The Left Coast Ninth Circuit Court of Appeals tried to ban "God'' from the Pledge of Allegiance and blocked the California recall election, claiming voters are too stupid to use punch cards. No wonder California's Clinton-Carter court is reversed 80 percent of the time by the U.S. Supreme Court - a record of boneheaded rulings exceeded only by the Ohio Supreme Court.

The Ohio Supremes declared the state's system of funding education unconstitutional, triggering years of useless litigation and billions in spending. Then when they found out they couldn't reach over the backs of the governor and lawmakers to run public schools, they issued another historic ruling: Never mind.

The Ohio Supremes got it all wrong again when they declared that school vouchers were unconstitutional. The U.S. Supreme Court took a look and reversed the Ohio ruling like a teacher handing back a red-scribbled "F'' on homework.

This week, the Ohio court voted 5-2 to declare that the state ban on carrying concealed weapons is constitutional. Once again, they are out of step, out of date, out of excuses.

Justice Paul Pfeifer, writing for the majority, scoured the legal precedents and declared that it's fine to arrest people who carry concealed weapons, drag them into court and make them prove they had a good reason, because, "Placing the burden of proof on a defendant is constitutional.''

Now there's a stirring moment in state judicial history - an impassioned defense of the principle of presumed guilt. Arrest them all, sort it out later.

Pfeifer also says it's OK to restrict the fundamental right to bear arms spelled out in the Ohio Constitution, because there are limits on other basic rights, such as free speech, assembly, free press and trial by jury.

Think about it. Imagine limits that said, sure, you have a right to publish a newspaper - as long as you only sell it after midnight. Sure, you can gather anywhere you want as long as you wear wingtips and prom dresses.
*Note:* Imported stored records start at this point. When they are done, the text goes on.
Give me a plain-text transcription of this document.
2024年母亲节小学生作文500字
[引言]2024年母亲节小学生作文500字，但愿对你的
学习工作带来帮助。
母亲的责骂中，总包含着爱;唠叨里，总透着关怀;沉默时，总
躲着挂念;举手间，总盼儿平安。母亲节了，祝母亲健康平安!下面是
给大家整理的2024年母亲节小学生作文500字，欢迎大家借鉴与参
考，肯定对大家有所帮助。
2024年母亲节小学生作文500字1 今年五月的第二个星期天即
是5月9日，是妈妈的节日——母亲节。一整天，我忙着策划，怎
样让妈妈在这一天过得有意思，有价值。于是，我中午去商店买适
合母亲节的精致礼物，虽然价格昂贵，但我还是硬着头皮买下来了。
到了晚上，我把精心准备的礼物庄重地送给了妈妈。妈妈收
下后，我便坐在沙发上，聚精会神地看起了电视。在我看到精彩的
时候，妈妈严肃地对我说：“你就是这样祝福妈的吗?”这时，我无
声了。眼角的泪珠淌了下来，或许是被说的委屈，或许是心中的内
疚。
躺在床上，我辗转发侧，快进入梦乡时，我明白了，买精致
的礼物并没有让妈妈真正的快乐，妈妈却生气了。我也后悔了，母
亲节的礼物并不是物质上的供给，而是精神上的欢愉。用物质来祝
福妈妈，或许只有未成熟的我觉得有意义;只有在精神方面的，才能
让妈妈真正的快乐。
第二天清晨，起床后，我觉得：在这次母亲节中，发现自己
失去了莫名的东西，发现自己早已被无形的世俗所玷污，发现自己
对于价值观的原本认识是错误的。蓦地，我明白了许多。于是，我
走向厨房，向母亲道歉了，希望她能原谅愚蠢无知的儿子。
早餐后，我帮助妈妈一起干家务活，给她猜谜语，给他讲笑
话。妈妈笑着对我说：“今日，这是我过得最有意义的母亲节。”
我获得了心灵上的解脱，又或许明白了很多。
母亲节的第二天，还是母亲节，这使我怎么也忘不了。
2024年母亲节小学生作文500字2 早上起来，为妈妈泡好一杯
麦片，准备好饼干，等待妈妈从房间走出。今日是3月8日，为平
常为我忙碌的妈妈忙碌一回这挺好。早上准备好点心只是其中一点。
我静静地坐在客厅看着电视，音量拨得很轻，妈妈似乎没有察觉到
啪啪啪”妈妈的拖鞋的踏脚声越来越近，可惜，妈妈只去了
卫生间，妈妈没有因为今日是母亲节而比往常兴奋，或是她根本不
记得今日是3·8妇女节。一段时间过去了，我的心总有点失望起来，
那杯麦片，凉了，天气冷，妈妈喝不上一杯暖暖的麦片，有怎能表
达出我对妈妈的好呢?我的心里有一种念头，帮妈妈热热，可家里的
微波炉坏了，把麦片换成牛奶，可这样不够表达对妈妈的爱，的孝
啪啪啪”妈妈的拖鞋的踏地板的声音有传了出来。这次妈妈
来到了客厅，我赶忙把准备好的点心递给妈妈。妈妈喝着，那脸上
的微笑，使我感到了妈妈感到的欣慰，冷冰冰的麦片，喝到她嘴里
Sure, you can speak up and say what you want - if you are prepared to go directly to jail and do not pass go.

The dissent by Justices Maureen O'Connor and Evelyn Stratton said restrictions on the right to bear arms are just as ridiculous. "This is as offensive as a statute allowing the arrest of anyone who speaks in public, but permitting the speaker to prove at trial that the speech was constitutionally protected.''

They said the right to bear arms is "a fundamental individual right,'' just like freedom of speech, "and any infringements should be subject to strict scrutiny.''

"A restriction must be necessary to serve a compelling government interest.''

That hits the target like a 9-mm from here to a mugger.

Where's the compelling-interest beef? Pfeiffer cites "public safety,'' but his argument is as out of date as the 1859 ban on concealed carry.

Forty-five states now allow concealed carry - and the evidence shows that those laws have made the public safer, by making bad guys guess who is packing.

The dissent cites more than 30 states that have "successfully balanced the rights of citizens with the state's compelling public safety concerns.''

It's about time Ohio joined those states that already allow concealed carry, without any threat to public safety.

But we don't need a California court in Ohio.